The Great Firewall of China
Photo by Ryan McLaughlin – CC BY-ND 2.0
While China is by no means the only country in the world to censor the Internet for political purposes, the so-called Great Firewall of China is the largest and most well-known example. The Wikipedia article lists different techniques, all of which are service functions, but the real truth is that we don’t know precisely how it all works, since it happens in secret. What we do know is usually based on inference from empirical testing (see also here), rather than any direct knowledge of the system’s design.
We do get a small peek into the system design (presumably heavily redacted) by examining use case documents for service function chaining written by Chinese ISPs or equipment manufacturers. For example, this one, on service function chaining use cases for home broadband by China Telecom. Section 3 talks about “URL filtering” giving “extra restrictions to the content the approved subscriber wants to access.”
I’ve noticed that “parental control” is a common euphemism that Chinese authors use when discussing censoring technologies, at least in IETF drafts that foreigners are likely to read. The broadband use case document describes a “parental control” service function chain that
allows some legal or appropriate contents to flow to subscribers, while some illegal or inappropriate contents are blocking [sic].
Another draft, posted by representatives of Huawei, a large Chinese equipment manufacturer, noted that increasing reliance on encrypted web communications makes effective “parental control” much harder to achieve.
Encrypted web traffic (https) represents a very significant part of Web traffic and is likely to become the main or even the only method to carry Web data over the Internet. Service functions MUST be able to decrypt such encrypted traffic, e.g. using Secure Socket Layer (SSL).
Yep, that’s right: the Huawei author were suggesting that network operators need the ability to break the encryption on every subscriber’s connection to do their content filtering.
In this case, however, that was a step too far, and IETF members were quick to shoot the idea down (fortunately for the world). For example, from the service function chaining mailing list:
I agree that encryption makes applying content functions harder. But the IETF is not going to mandate operator based decryption of end-to-end encrypted content. Doing so would seem to require that we violate existing RFCs and weaken the effective crypto.

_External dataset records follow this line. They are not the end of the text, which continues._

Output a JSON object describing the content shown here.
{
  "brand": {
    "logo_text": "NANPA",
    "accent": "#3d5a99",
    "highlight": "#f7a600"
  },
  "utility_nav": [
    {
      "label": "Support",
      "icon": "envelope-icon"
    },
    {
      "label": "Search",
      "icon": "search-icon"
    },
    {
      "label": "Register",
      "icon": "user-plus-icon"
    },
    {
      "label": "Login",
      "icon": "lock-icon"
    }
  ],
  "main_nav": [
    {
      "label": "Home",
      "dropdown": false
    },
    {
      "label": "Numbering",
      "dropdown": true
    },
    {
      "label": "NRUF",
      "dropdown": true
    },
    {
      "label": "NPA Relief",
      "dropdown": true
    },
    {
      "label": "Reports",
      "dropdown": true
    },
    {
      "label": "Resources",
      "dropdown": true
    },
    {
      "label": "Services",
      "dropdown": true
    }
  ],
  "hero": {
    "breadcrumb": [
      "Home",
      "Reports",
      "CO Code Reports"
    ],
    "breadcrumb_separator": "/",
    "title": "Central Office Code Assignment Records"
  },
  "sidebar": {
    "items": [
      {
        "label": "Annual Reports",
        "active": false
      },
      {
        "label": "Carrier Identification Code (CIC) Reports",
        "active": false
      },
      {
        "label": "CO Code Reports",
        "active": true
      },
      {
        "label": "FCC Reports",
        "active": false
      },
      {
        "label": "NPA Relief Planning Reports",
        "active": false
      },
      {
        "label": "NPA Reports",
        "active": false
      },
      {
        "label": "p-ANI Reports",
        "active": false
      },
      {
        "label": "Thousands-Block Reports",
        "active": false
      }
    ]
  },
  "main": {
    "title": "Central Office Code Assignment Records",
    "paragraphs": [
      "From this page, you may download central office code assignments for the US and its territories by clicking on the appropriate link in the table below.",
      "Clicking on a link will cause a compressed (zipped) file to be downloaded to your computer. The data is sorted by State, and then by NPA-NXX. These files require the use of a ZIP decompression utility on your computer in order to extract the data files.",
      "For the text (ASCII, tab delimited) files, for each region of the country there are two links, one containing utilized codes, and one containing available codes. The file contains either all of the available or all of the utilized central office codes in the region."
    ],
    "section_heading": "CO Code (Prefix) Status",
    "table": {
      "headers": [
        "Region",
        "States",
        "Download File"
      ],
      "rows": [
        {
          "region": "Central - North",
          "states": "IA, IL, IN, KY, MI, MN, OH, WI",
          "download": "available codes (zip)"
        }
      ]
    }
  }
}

The Huawei draft was never updated and quietly expired last October.
Weaponized Service Functions
In addition to filtering, the Chinese government regularly uses service functions in its network to attack.
Some are “man-in-the-middle” attacks against secure websites, such as last year when the government used forged credentials against users of Apple’s iCloud. The timing of the attack, coinciding with the rollout of iPhone6 and 6 Plus in China makes it likely the attack was designed to “circumvent the improved security features of the new phones by compromising their iCloud credentials and allowing the government to gain access to cloud-stored content such as phone backups.”
The most disturbing so far is the capability to hijack and modify web traffic to turn peoples’ browsers into weapons for a distributed denial of service (DDoS) attack. Greatfire.org is a non-profit dedicated to fighting online censorship in China. In March of this year, Chinese authorities activated a weaponized service function that initiated a massive distributed denial of service attack against greatfire.org itself, then later against github.com’s page which hosted tools developed by them.
And, while these attacks do not appear to have permanently compromised the computers of users they hijacked, it’s entirely within the realm of possibility that they may do in the future. Network providers with this capability wield a great deal of power. They could, for example insert malicious code into web sessions for Chinese subscribers to covertly control their computers, reducing the likelihood of detection by researchers here by only targeting their own people.
It’s not really clear what triggered the Chinese censors to lash out at their anti-censorship fighters at that particular time, but they have showed their hand in terms of capability and lengths they are willing to go to stamp out freedom of expression and the press.